Osman rushed out of the studio to follow the doctor.

He returned after about ten minutes and stood in the doorway looking at Taher with his gritty big eyes.

“He will be back,” he said.

Taher didn’t say anything and continued eating his mandarin, putting one segment at a time in his mouth. He was sitting calmly at the back on the sole wooden chair in the studio since he arrived early in the morning.

A few moments later Osman entered and squatted near him to turn on the radio cassette on the floor.

“It’s on. It just won’t work again,” the young man whispered.

But suddenly Hsissen Saadi’s voice burst out loudly from it, causing Osman to fall on his back like a helpless land-dwelling tortoise and Taher to laugh at the sight. The older man collected himself quickly and started dancing.

“Your radio cassette is odd; it only works when it wants to. Well, at least it does!” he said loudly so the younger man could hear him through the joyful chaâbi love song that was playing on.

“It was my father’s,” Taher responded, likewise in a loud voice before adding with a stutter, “I mean it, it is my father’s.”

The doctor showed up as expected at the doorstep. And Taher hurried and stopped the radio cassette at once.

“I think I am going to take it. No I am sure. Can you wrap it up in paper for me?” the doctor requested, while he advanced to Osman.

The two other men secretly and briefly looked at each other—in triumph. It was a long battle that took all the morning to be won. Taher put his half eaten mandarin on the chair and proceeded to wrap up the painting the doctor chose to buy in a light brown paper wrap.  It was an acrylic painting depicting a group of three Kel Ajjer Tuareg men drinking tea around a fire outside their tent. Osman painted it after a short trip to Djanet. It was the same year Zidane visited the oasis city so the veteran painter never ceased boasting about it.
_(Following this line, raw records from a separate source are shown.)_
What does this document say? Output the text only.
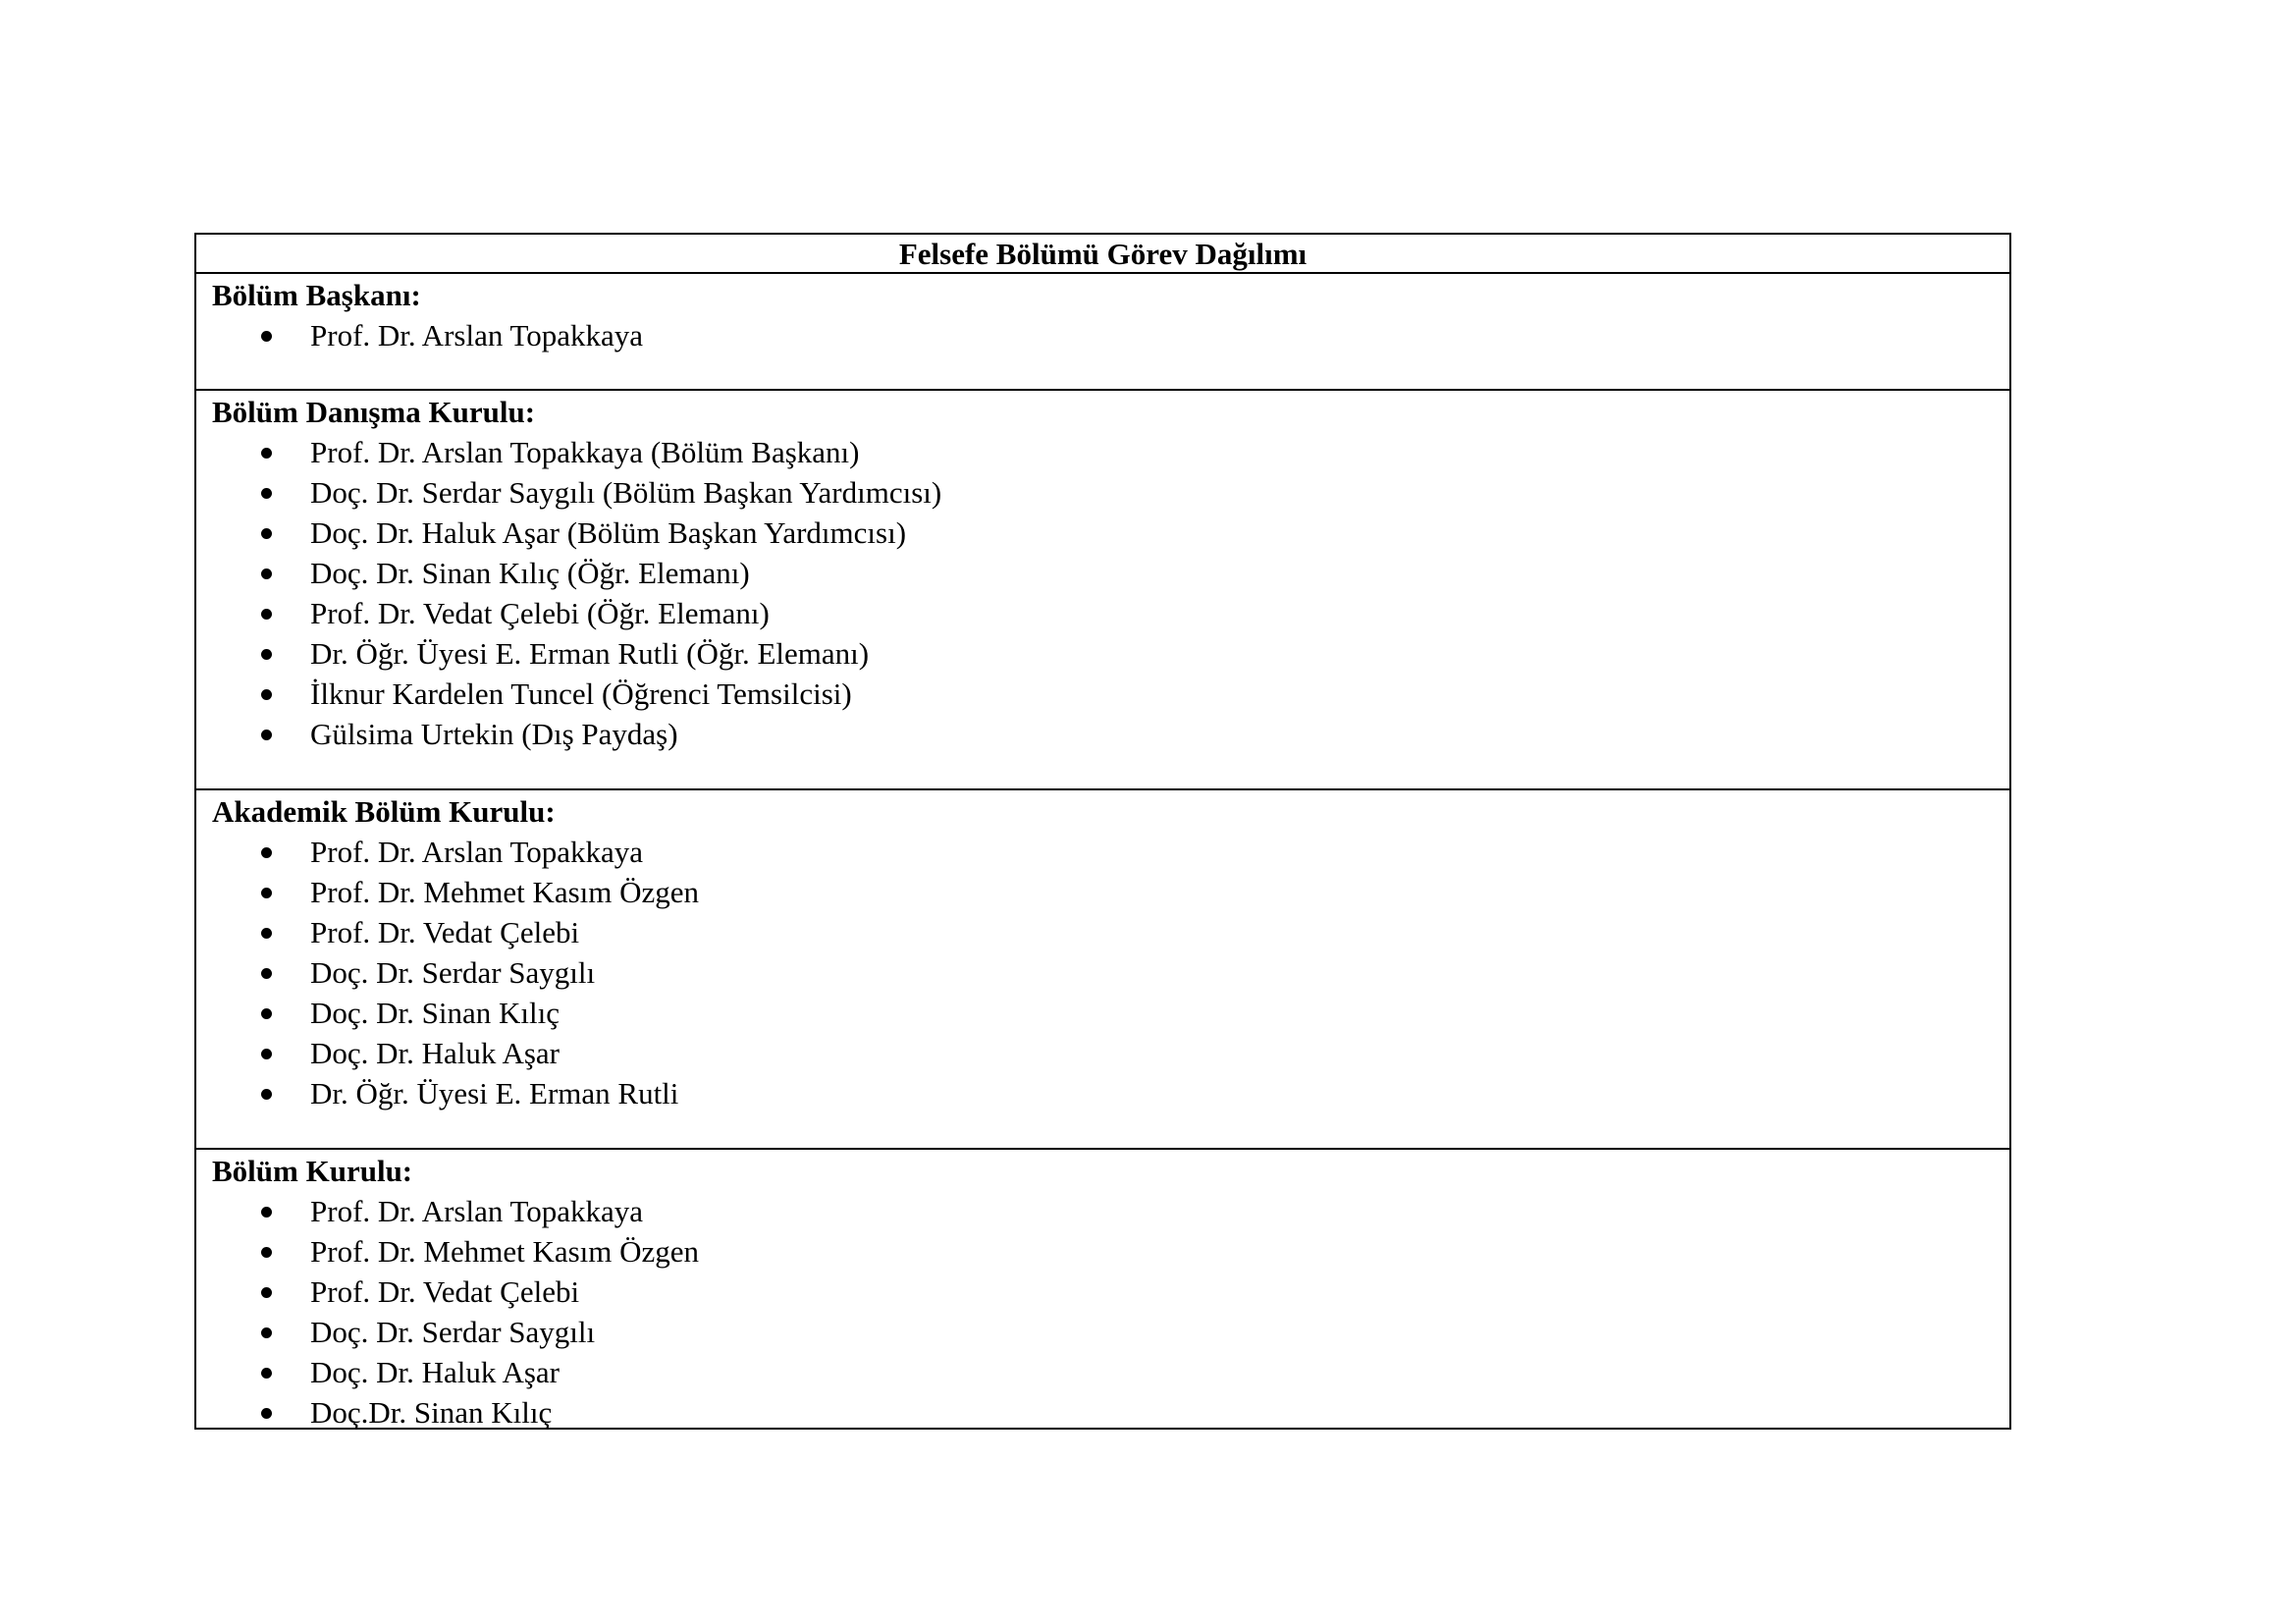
Felsefe Bölümü Görev Dağılımı
Bölüm Başkanı:
Prof. Dr. Arslan Topakkaya
Bölüm Danışma Kurulu:
Prof. Dr. Arslan Topakkaya (Bölüm Başkanı)
Doç. Dr. Serdar Saygılı (Bölüm Başkan Yardımcısı)
Doç. Dr. Haluk Aşar (Bölüm Başkan Yardımcısı)
Doç. Dr. Sinan Kılıç (Öğr. Elemanı)
Prof. Dr. Vedat Çelebi (Öğr. Elemanı)
Dr. Öğr. Üyesi E. Erman Rutli (Öğr. Elemanı)
İlknur Kardelen Tuncel (Öğrenci Temsilcisi)
Gülsima Urtekin (Dış Paydaş)
Akademik Bölüm Kurulu:
Prof. Dr. Arslan Topakkaya
Prof. Dr. Mehmet Kasım Özgen
Prof. Dr. Vedat Çelebi
Doç. Dr. Serdar Saygılı
Doç. Dr. Sinan Kılıç
Doç. Dr. Haluk Aşar
Dr. Öğr. Üyesi E. Erman Rutli
Bölüm Kurulu:
Prof. Dr. Arslan Topakkaya
Prof. Dr. Mehmet Kasım Özgen
Prof. Dr. Vedat Çelebi
Doç. Dr. Serdar Saygılı
Doç. Dr. Haluk Aşar
Doç.Dr. Sinan Kılıç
Taher handed the doctor—who had already payed Osman—his meticulously wrapped up painting and wished him salamah on the road.

“This will pay for my water bill …” Osman said, without looking at Taher while carefully tucking the money inside his paint-stained blouse pocket.

Then he lifted both his heavy arms and posed each one on the young man’s shoulders, dragging him closer until their heads were only a few centimeters from each other.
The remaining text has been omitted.